Open marangiop opened 3 years ago
This has happened again today, for the deployment
cycle_12_part2_greece_03_06
This happened again yesterday, for the deployments (these deployments were run at the same time in the night, using the same reservation)
cycle_12_part2_greece_05_06 cycle_12_part2_spain_05_06
Cloudify Version 20.02.23~community (Community)
Croupier Version Commit 1eb2f32 of branch grapevine, after merging from permedcoe branch at commit 46239ec
Describe the bug As mentioned in the title, this is a rare bug. This means that I normally run this blueprint every day without problems, but then on some specific occasion this error arises that essentially stops the execution of the entire blueprint at a specific job. The error consists in a Warning message
u'job_id'
(where job_id is the ID of the job assigned by croupier to a specific job of a blueprint) that is repeated all the time in a never-ending loop after the state of that job has changed to RUNNING. The warning message is repeated approximately every 15 seconds. To be precise, the error message is also always shown after the state of ever job changes to PENDING, but this particular case is not important because it does not stop the job to be executed.Buried in the Warning messages, there is an additional Warning message:
filedescriptor out of range in select()
. This warning message is issued only once or twice, then the above Warning messageu'job_id'
continues to be shown all the time.If I check the logs of that specific job inside the CESGA users portal, I see that the job has a COMPLETED status. This means that Croupier has correctly detected that the job has started being executed on HPC, but it has failed to detect that the job has finished.
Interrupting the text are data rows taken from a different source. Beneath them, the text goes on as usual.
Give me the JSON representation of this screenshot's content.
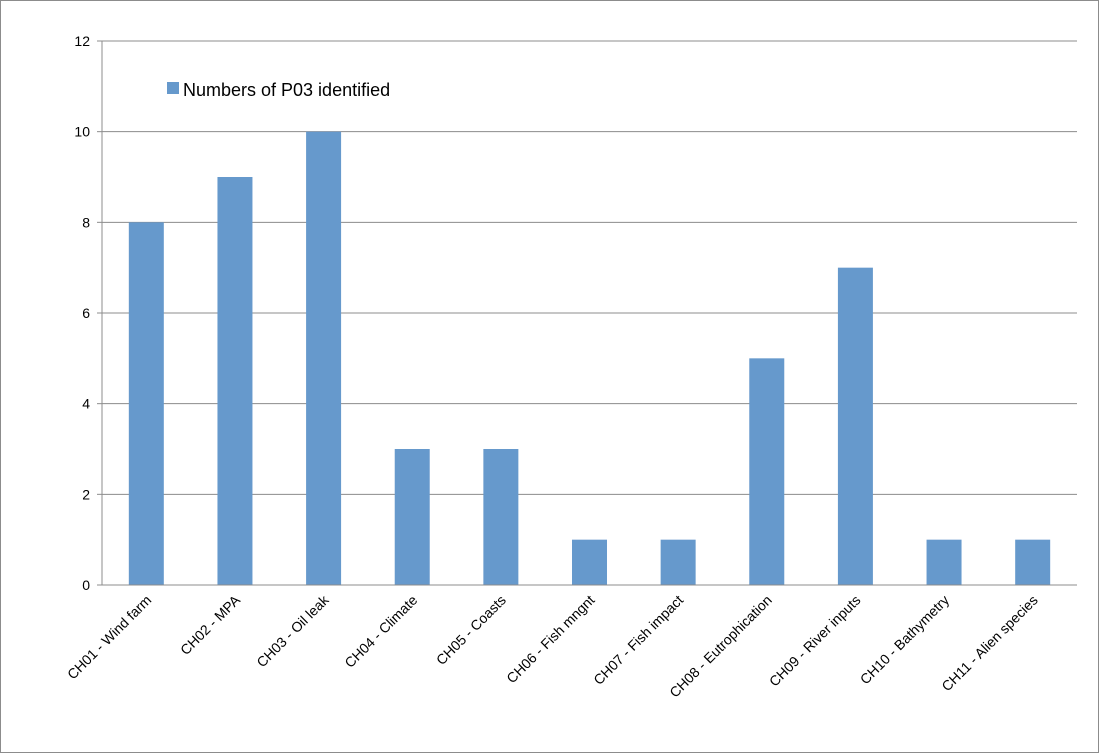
{
  "chart_data": {
    "type": "bar",
    "categories": [
      "CH01 - Wind farm",
      "CH02 - MPA",
      "CH03 - Oil leak",
      "CH04 - Climate",
      "CH05 - Coasts",
      "CH06 - Fish mngnt",
      "CH07 - Fish impact",
      "CH08 - Eutrophication",
      "CH09 - River inputs",
      "CH10 - Bathymetry",
      "CH11 - Alien species"
    ],
    "series": [
      {
        "name": "Numbers of P03 identified",
        "values": [
          8,
          9,
          10,
          3,
          3,
          1,
          1,
          5,
          7,
          1,
          1
        ]
      }
    ],
    "title": "",
    "xlabel": "",
    "ylabel": "",
    "ylim": [
      0,
      12
    ],
    "yticks": [
      0,
      2,
      4,
      6,
      8,
      10,
      12
    ],
    "grid": true,
    "legend": "top-left inside",
    "colors": {
      "bar": "#6699cc",
      "grid": "#8c8c8c",
      "axis": "#8c8c8c"
    }
  }
}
To check the logs of the specifc deployment yourself Just enter the Cloudify instance deployed at http://cloudify.grapevine-project.eu/, then search for the deployment called
cycle_12_part2_greece_17_05
To Reproduce Steps to reproduce the behavior:
Expected behavior I don't mind if the warning message is shown up. Certainly I don't expect that a given deployment is stopped due to this warning message.